I'm sorry I don't think I understand what you mean now. Perhaps when I have the python code it will be earsier for us to discuss about this and be on the same page.

There is no other way to parse a textual representation of the conditions unless a custom-made parser is written, which would be slower and a waste of time. Yes, in principle the user can write a condition that deletes your hard-drive. But they can also do that in the target-runner or worse, in something that is called by the target-runner and completely out of your view. If you are running a tuning scenario from a source you don't trust then something is very wrong already because you are asking irace to run user-provided code!

I see!

But as I said, if you manage to make the Python part work with a realistic example, I'm not opposed to adding this function even if you are the only user of it.

I hope I won't be the only user of this. Yes I am currently the only author (other than you) working on iracepy which would benefit from this, but I hope other people would find it useful so this PR would indirectly benefit them.

DE0CH commented 1 year ago

The iracepy interface is pretty much done at auto-optimization/iracepy#5.

Not sure why CI checks fail on macOS. Can you help with that?

Saethox commented 1 year ago

What's the status of this? I am interested in this feature for my own Python wrapper iracepy-tiny.
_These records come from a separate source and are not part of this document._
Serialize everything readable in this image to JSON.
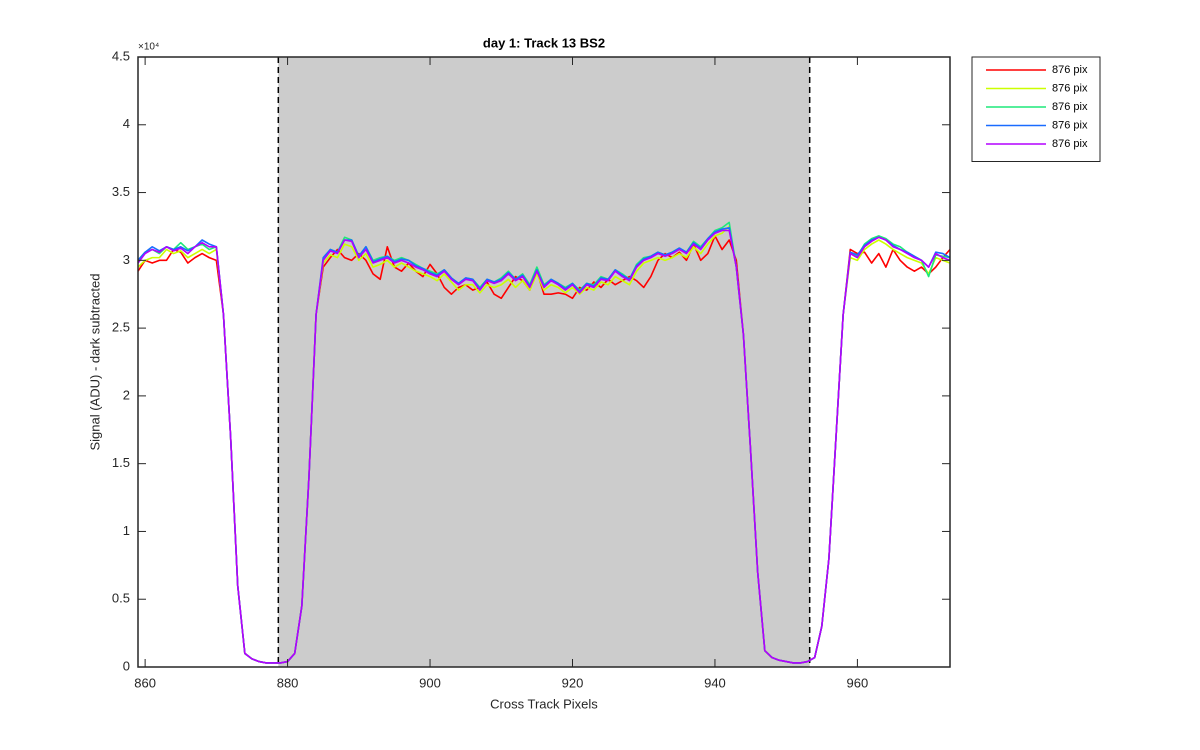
{
  "chart_data": {
    "type": "line",
    "title": "day 1: Track 13  BS2",
    "x_label": "Cross Track Pixels",
    "y_label": "Signal (ADU) - dark subtracted",
    "y_exponent": "×10⁴",
    "xlim": [
      859,
      973
    ],
    "ylim": [
      0,
      4.5
    ],
    "xticks": [
      860,
      880,
      900,
      920,
      940,
      960
    ],
    "yticks": [
      0,
      0.5,
      1,
      1.5,
      2,
      2.5,
      3,
      3.5,
      4,
      4.5
    ],
    "shaded_span": [
      878.7,
      953.3
    ],
    "shade_color": "#cccccc",
    "legend": "outside-top-right",
    "x": [
      859,
      860,
      861,
      862,
      863,
      864,
      865,
      866,
      867,
      868,
      869,
      870,
      871,
      872,
      873,
      874,
      875,
      876,
      877,
      878,
      879,
      880,
      881,
      882,
      883,
      884,
      885,
      886,
      887,
      888,
      889,
      890,
      891,
      892,
      893,
      894,
      895,
      896,
      897,
      898,
      899,
      900,
      901,
      902,
      903,
      904,
      905,
      906,
      907,
      908,
      909,
      910,
      911,
      912,
      913,
      914,
      915,
      916,
      917,
      918,
      919,
      920,
      921,
      922,
      923,
      924,
      925,
      926,
      927,
      928,
      929,
      930,
      931,
      932,
      933,
      934,
      935,
      936,
      937,
      938,
      939,
      940,
      941,
      942,
      943,
      944,
      945,
      946,
      947,
      948,
      949,
      950,
      951,
      952,
      953,
      954,
      955,
      956,
      957,
      958,
      959,
      960,
      961,
      962,
      963,
      964,
      965,
      966,
      967,
      968,
      969,
      970,
      971,
      972,
      973
    ],
    "series": [
      {
        "name": "876 pix",
        "color": "#ff0000",
        "values": [
          2.92,
          3.0,
          2.98,
          3.0,
          3.0,
          3.08,
          3.06,
          2.98,
          3.02,
          3.05,
          3.02,
          3.0,
          2.6,
          1.7,
          0.6,
          0.1,
          0.06,
          0.04,
          0.03,
          0.03,
          0.03,
          0.04,
          0.1,
          0.45,
          1.4,
          2.6,
          2.95,
          3.02,
          3.08,
          3.02,
          3.0,
          3.05,
          3.0,
          2.9,
          2.86,
          3.1,
          2.95,
          2.92,
          2.98,
          2.92,
          2.88,
          2.97,
          2.9,
          2.8,
          2.75,
          2.8,
          2.82,
          2.78,
          2.8,
          2.84,
          2.75,
          2.72,
          2.8,
          2.88,
          2.85,
          2.78,
          2.92,
          2.75,
          2.75,
          2.76,
          2.75,
          2.72,
          2.8,
          2.78,
          2.84,
          2.8,
          2.86,
          2.82,
          2.85,
          2.88,
          2.85,
          2.8,
          2.88,
          3.0,
          3.05,
          3.02,
          3.06,
          3.0,
          3.12,
          3.0,
          3.05,
          3.18,
          3.08,
          3.15,
          3.0,
          2.45,
          1.6,
          0.7,
          0.12,
          0.07,
          0.05,
          0.04,
          0.03,
          0.03,
          0.04,
          0.07,
          0.3,
          0.8,
          1.7,
          2.6,
          3.08,
          3.05,
          3.06,
          2.98,
          3.05,
          2.95,
          3.08,
          3.0,
          2.95,
          2.92,
          2.95,
          2.9,
          2.95,
          3.02,
          3.08
        ]
      },
      {
        "name": "876 pix",
        "color": "#ccff00",
        "values": [
          2.95,
          3.0,
          3.02,
          3.02,
          3.08,
          3.05,
          3.07,
          3.02,
          3.05,
          3.08,
          3.05,
          3.08,
          2.6,
          1.7,
          0.6,
          0.1,
          0.06,
          0.04,
          0.03,
          0.03,
          0.03,
          0.04,
          0.1,
          0.45,
          1.4,
          2.6,
          2.98,
          3.04,
          3.02,
          3.12,
          3.1,
          3.0,
          3.05,
          2.95,
          2.97,
          3.0,
          2.95,
          2.98,
          2.95,
          2.92,
          2.9,
          2.88,
          2.85,
          2.9,
          2.84,
          2.78,
          2.82,
          2.82,
          2.76,
          2.82,
          2.8,
          2.82,
          2.86,
          2.8,
          2.85,
          2.78,
          2.9,
          2.78,
          2.82,
          2.8,
          2.76,
          2.8,
          2.75,
          2.8,
          2.78,
          2.84,
          2.82,
          2.88,
          2.85,
          2.82,
          2.92,
          2.98,
          3.0,
          3.02,
          3.0,
          3.02,
          3.05,
          3.02,
          3.1,
          3.05,
          3.12,
          3.18,
          3.2,
          3.25,
          2.95,
          2.45,
          1.6,
          0.7,
          0.12,
          0.07,
          0.05,
          0.04,
          0.03,
          0.03,
          0.04,
          0.07,
          0.3,
          0.8,
          1.7,
          2.6,
          3.02,
          3.0,
          3.08,
          3.12,
          3.15,
          3.12,
          3.08,
          3.05,
          3.02,
          3.0,
          2.98,
          2.9,
          3.02,
          3.0,
          2.98
        ]
      },
      {
        "name": "876 pix",
        "color": "#1ee87a",
        "values": [
          3.0,
          3.06,
          3.08,
          3.05,
          3.1,
          3.08,
          3.13,
          3.08,
          3.1,
          3.12,
          3.08,
          3.1,
          2.6,
          1.7,
          0.6,
          0.1,
          0.06,
          0.04,
          0.03,
          0.03,
          0.03,
          0.04,
          0.1,
          0.45,
          1.4,
          2.6,
          3.0,
          3.08,
          3.06,
          3.17,
          3.15,
          3.03,
          3.1,
          3.0,
          3.02,
          3.03,
          3.0,
          3.02,
          3.0,
          2.97,
          2.94,
          2.92,
          2.9,
          2.93,
          2.87,
          2.83,
          2.87,
          2.86,
          2.8,
          2.86,
          2.84,
          2.87,
          2.92,
          2.86,
          2.9,
          2.82,
          2.95,
          2.82,
          2.86,
          2.83,
          2.8,
          2.83,
          2.78,
          2.83,
          2.82,
          2.88,
          2.86,
          2.93,
          2.9,
          2.86,
          2.97,
          3.02,
          3.03,
          3.06,
          3.04,
          3.06,
          3.09,
          3.06,
          3.14,
          3.1,
          3.16,
          3.22,
          3.24,
          3.28,
          2.95,
          2.45,
          1.6,
          0.7,
          0.12,
          0.07,
          0.05,
          0.04,
          0.03,
          0.03,
          0.04,
          0.07,
          0.3,
          0.8,
          1.7,
          2.6,
          3.05,
          3.03,
          3.12,
          3.16,
          3.18,
          3.16,
          3.12,
          3.1,
          3.06,
          3.03,
          3.0,
          2.88,
          3.04,
          3.03,
          3.02
        ]
      },
      {
        "name": "876 pix",
        "color": "#1a6cff",
        "values": [
          3.0,
          3.06,
          3.1,
          3.07,
          3.1,
          3.08,
          3.1,
          3.07,
          3.1,
          3.15,
          3.12,
          3.1,
          2.6,
          1.7,
          0.6,
          0.1,
          0.06,
          0.04,
          0.03,
          0.03,
          0.03,
          0.04,
          0.1,
          0.45,
          1.4,
          2.6,
          3.02,
          3.08,
          3.06,
          3.15,
          3.15,
          3.03,
          3.1,
          2.99,
          3.01,
          3.03,
          2.99,
          3.01,
          3.0,
          2.96,
          2.94,
          2.91,
          2.89,
          2.93,
          2.87,
          2.83,
          2.87,
          2.86,
          2.79,
          2.86,
          2.84,
          2.86,
          2.91,
          2.86,
          2.89,
          2.81,
          2.93,
          2.81,
          2.86,
          2.83,
          2.79,
          2.83,
          2.77,
          2.83,
          2.81,
          2.87,
          2.86,
          2.93,
          2.89,
          2.86,
          2.96,
          3.01,
          3.03,
          3.06,
          3.04,
          3.06,
          3.09,
          3.06,
          3.13,
          3.09,
          3.16,
          3.21,
          3.23,
          3.24,
          2.95,
          2.45,
          1.6,
          0.7,
          0.12,
          0.07,
          0.05,
          0.04,
          0.03,
          0.03,
          0.04,
          0.07,
          0.3,
          0.8,
          1.7,
          2.6,
          3.06,
          3.04,
          3.11,
          3.15,
          3.17,
          3.15,
          3.11,
          3.08,
          3.06,
          3.03,
          3.0,
          2.95,
          3.06,
          3.05,
          3.02
        ]
      },
      {
        "name": "876 pix",
        "color": "#b400ff",
        "values": [
          2.98,
          3.05,
          3.08,
          3.06,
          3.1,
          3.07,
          3.09,
          3.05,
          3.1,
          3.13,
          3.1,
          3.1,
          2.6,
          1.7,
          0.6,
          0.1,
          0.06,
          0.04,
          0.03,
          0.03,
          0.03,
          0.04,
          0.1,
          0.45,
          1.4,
          2.6,
          3.0,
          3.07,
          3.05,
          3.15,
          3.14,
          3.02,
          3.08,
          2.98,
          3.0,
          3.02,
          2.98,
          3.0,
          2.98,
          2.95,
          2.93,
          2.9,
          2.88,
          2.92,
          2.86,
          2.82,
          2.86,
          2.85,
          2.78,
          2.85,
          2.83,
          2.85,
          2.9,
          2.85,
          2.88,
          2.8,
          2.92,
          2.8,
          2.85,
          2.82,
          2.78,
          2.82,
          2.76,
          2.82,
          2.8,
          2.86,
          2.85,
          2.92,
          2.88,
          2.85,
          2.95,
          3.0,
          3.02,
          3.05,
          3.03,
          3.05,
          3.08,
          3.05,
          3.12,
          3.08,
          3.15,
          3.2,
          3.22,
          3.22,
          2.95,
          2.45,
          1.6,
          0.7,
          0.12,
          0.07,
          0.05,
          0.04,
          0.03,
          0.03,
          0.04,
          0.07,
          0.3,
          0.8,
          1.7,
          2.6,
          3.05,
          3.02,
          3.1,
          3.14,
          3.17,
          3.15,
          3.1,
          3.08,
          3.05,
          3.02,
          3.0,
          2.95,
          3.05,
          3.02,
          3.0
        ]
      }
    ]
  }
}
If possible, I would very much prefer an interface like paradox, as you have mentioned. My wrapper currently translates from a similar structure into irace's text format, which is then parsed again. It works, but it's kind of ugly.
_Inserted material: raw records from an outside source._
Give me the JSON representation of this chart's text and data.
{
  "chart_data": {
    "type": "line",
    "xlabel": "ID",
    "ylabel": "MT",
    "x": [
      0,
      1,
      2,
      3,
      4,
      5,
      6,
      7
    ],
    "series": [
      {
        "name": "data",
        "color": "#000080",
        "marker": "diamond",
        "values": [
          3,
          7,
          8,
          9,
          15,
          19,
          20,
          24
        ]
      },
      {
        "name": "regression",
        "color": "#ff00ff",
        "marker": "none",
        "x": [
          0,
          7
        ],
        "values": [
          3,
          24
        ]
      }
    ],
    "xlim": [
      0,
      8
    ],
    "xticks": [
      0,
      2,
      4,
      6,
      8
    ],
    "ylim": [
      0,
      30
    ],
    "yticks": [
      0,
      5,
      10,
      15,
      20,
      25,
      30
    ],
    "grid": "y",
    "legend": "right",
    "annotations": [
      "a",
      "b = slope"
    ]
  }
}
MLopez-Ibanez commented 1 year ago

What's the status of this? I am interested in this feature for my own Python wrapper iracepy-tiny.

If possible, I would very much prefer an interface like paradox, as you have mentioned. My wrapper currently translates from a similar structure into irace's text format, which is then parsed again. It works, but it's kind of ugly.

Hi Jonathan!

There is a branch: https://github.com/MLopez-Ibanez/irace/tree/parametersNew implementing an interface like paradox. In fact, I would like to use paradox directly but there are a few unresolved questions about paradox.
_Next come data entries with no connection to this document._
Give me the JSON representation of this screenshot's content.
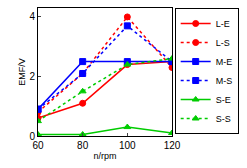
{
  "chart_data": {
    "type": "line",
    "x_label": "n/rpm",
    "y_label": "EMF/V",
    "x": [
      60,
      80,
      100,
      120
    ],
    "xlim": [
      60,
      120
    ],
    "xticks": [
      60,
      80,
      100,
      120
    ],
    "ylim": [
      0,
      4.3
    ],
    "yticks": [
      0,
      2,
      4
    ],
    "grid": false,
    "legend": "right",
    "series": [
      {
        "name": "L-E",
        "color": "#ff0000",
        "marker": "circle",
        "line_style": "solid",
        "values": [
          0.6,
          1.1,
          2.4,
          2.5
        ]
      },
      {
        "name": "L-S",
        "color": "#ff0000",
        "marker": "circle",
        "line_style": "dot",
        "values": [
          0.8,
          2.1,
          4.0,
          2.3
        ]
      },
      {
        "name": "M-E",
        "color": "#0000ff",
        "marker": "square",
        "line_style": "solid",
        "values": [
          0.9,
          2.5,
          2.5,
          2.5
        ]
      },
      {
        "name": "M-S",
        "color": "#0000ff",
        "marker": "square",
        "line_style": "dot",
        "values": [
          0.9,
          2.1,
          3.7,
          2.5
        ]
      },
      {
        "name": "S-E",
        "color": "#00cc00",
        "marker": "triangle-up",
        "line_style": "solid",
        "values": [
          0.05,
          0.05,
          0.3,
          0.1
        ]
      },
      {
        "name": "S-S",
        "color": "#00cc00",
        "marker": "triangle-up",
        "line_style": "dot",
        "values": [
          0.5,
          1.5,
          2.4,
          2.6
        ]
      }
    ]
  }
}
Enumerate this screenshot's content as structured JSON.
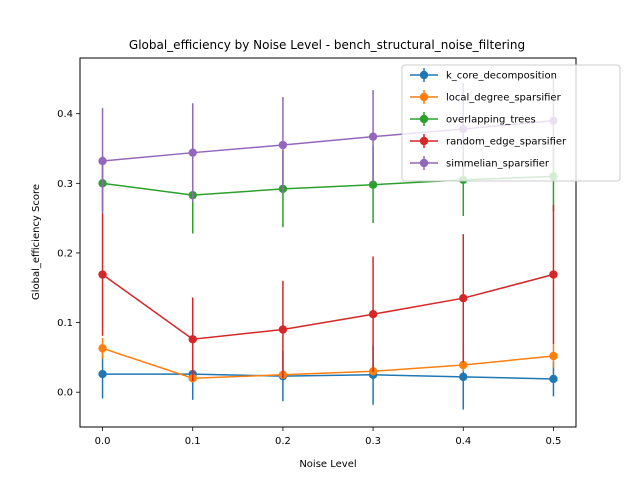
{
  "chart_data": {
    "type": "line",
    "title": "Global_efficiency by Noise Level - bench_structural_noise_filtering",
    "xlabel": "Noise Level",
    "ylabel": "Global_efficiency Score",
    "x": [
      0.0,
      0.1,
      0.2,
      0.3,
      0.4,
      0.5
    ],
    "x_tick_labels": [
      "0.0",
      "0.1",
      "0.2",
      "0.3",
      "0.4",
      "0.5"
    ],
    "y_ticks": [
      0.0,
      0.1,
      0.2,
      0.3,
      0.4
    ],
    "y_tick_labels": [
      "0.0",
      "0.1",
      "0.2",
      "0.3",
      "0.4"
    ],
    "xlim": [
      -0.025,
      0.525
    ],
    "ylim": [
      -0.05,
      0.48
    ],
    "grid": false,
    "legend_position": "top-right",
    "series": [
      {
        "name": "k_core_decomposition",
        "color": "#1f77b4",
        "values": [
          0.026,
          0.026,
          0.023,
          0.025,
          0.022,
          0.019
        ],
        "errors": [
          0.035,
          0.037,
          0.036,
          0.043,
          0.047,
          0.025
        ]
      },
      {
        "name": "local_degree_sparsifier",
        "color": "#ff7f0e",
        "values": [
          0.063,
          0.02,
          0.025,
          0.03,
          0.039,
          0.052
        ],
        "errors": [
          0.015,
          0.004,
          0.004,
          0.006,
          0.009,
          0.017
        ]
      },
      {
        "name": "overlapping_trees",
        "color": "#2ca02c",
        "values": [
          0.3,
          0.283,
          0.292,
          0.298,
          0.305,
          0.31
        ],
        "errors": [
          0.04,
          0.055,
          0.055,
          0.055,
          0.052,
          0.05
        ]
      },
      {
        "name": "random_edge_sparsifier",
        "color": "#d62728",
        "values": [
          0.169,
          0.076,
          0.09,
          0.112,
          0.135,
          0.169
        ],
        "errors": [
          0.088,
          0.06,
          0.07,
          0.083,
          0.092,
          0.1
        ]
      },
      {
        "name": "simmelian_sparsifier",
        "color": "#9467bd",
        "values": [
          0.332,
          0.344,
          0.355,
          0.367,
          0.378,
          0.39
        ],
        "errors": [
          0.076,
          0.071,
          0.069,
          0.067,
          0.066,
          0.065
        ]
      }
    ]
  }
}
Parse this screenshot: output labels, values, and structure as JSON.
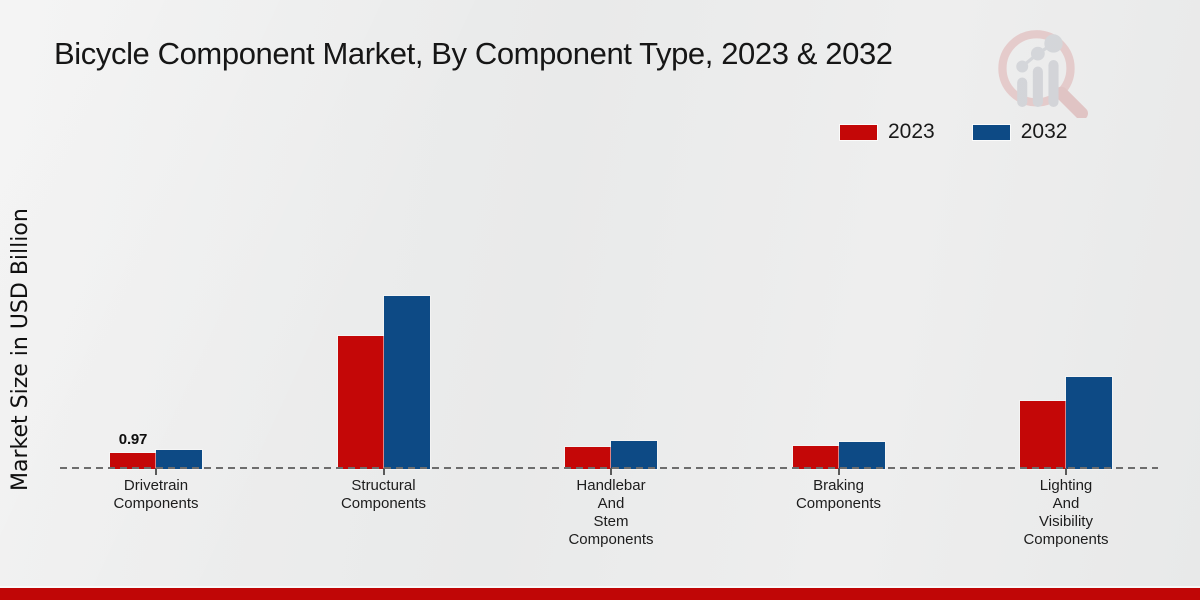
{
  "page": {
    "footer_bar_color": "#c00606",
    "background_color": "#ebecec"
  },
  "chart_data": {
    "type": "bar",
    "title": "Bicycle Component Market, By Component Type, 2023 & 2032",
    "ylabel": "Market Size in USD Billion",
    "xlabel": "",
    "categories": [
      "Drivetrain\nComponents",
      "Structural\nComponents",
      "Handlebar\nAnd\nStem\nComponents",
      "Braking\nComponents",
      "Lighting\nAnd\nVisibility\nComponents"
    ],
    "series": [
      {
        "name": "2023",
        "color": "#c40707",
        "values": [
          0.97,
          8.05,
          1.35,
          1.4,
          4.15
        ]
      },
      {
        "name": "2032",
        "color": "#0d4a85",
        "values": [
          1.15,
          10.5,
          1.7,
          1.65,
          5.6
        ]
      }
    ],
    "annotations": [
      {
        "category_index": 0,
        "series_index": 0,
        "text": "0.97"
      }
    ],
    "units": "USD Billion",
    "ylim": [
      0,
      12
    ],
    "grid": "off",
    "axis_style": "dashed-horizontal-baseline-only",
    "legend_position": "top-right"
  },
  "watermark": {
    "icon": "magnifier-bar-chart-logo"
  }
}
The only reason I have not merged this branch into main is that I haven't had time to test it thoroughly, but the plan is to integrate it before the next irace release, with or without paradox. I would be happy to get feedback on the interface and whether something is missing or could be done better.

(an unrelated question: why fork iracepy? I would happily let you merge your improvements)

MLopez-Ibanez commented 1 year ago

The new functions are at the bottom of https://github.com/MLopez-Ibanez/irace/blob/parametersNew/R/parameters.R

DE0CH commented 1 year ago

Hi,

Thanks for your interest in the feature.

The feature is working and I am just waiting for @MLopez-Ibanez approval. I was planning to use this on iracepy but I kind of just gave up on developing iracepy because there's a lot of problems with passing data through and parallel computing. I just think doing interprocess communication (e.g. though tcp, unix socket, or pipes) works a lot better than trying to bind r to python through embeded r (which is what rpy2 uses).

So I think at least for me, I am open for you to use this interface as is or change it as it fits for iracepy-tiny packages, eventually @MLopez-Ibanez might approve this changes, but he might also just close it.

Sorry I probably don't have time to work on it this month or next (my university begins).

MLopez-Ibanez commented 1 year ago

Rather than the approach in this PR, I'd rather use the interface proposed in: https://github.com/MLopez-Ibanez/irace/blob/parametersNew/R/parameters.R

Saethox commented 1 year ago

Rather than the approach in this PR, I'd rather use the interface proposed in: https://github.com/MLopez-Ibanez/irace/blob/parametersNew/R/parameters.R

That looks exactly like what I want, thank you. I'll try to integrate it, and let you know of the result.

(an unrelated question: why fork iracepy? I would happily let you merge your improvements)

iracepy-tiny was originally only meant as a stepping stone for an irace Rust wrapper, so I'm only planning support for exactly the features that I need. I'm still experimenting with the interface right now, but if it's more stable I would be happy to integrate the changes back into iracepy, if there's demand.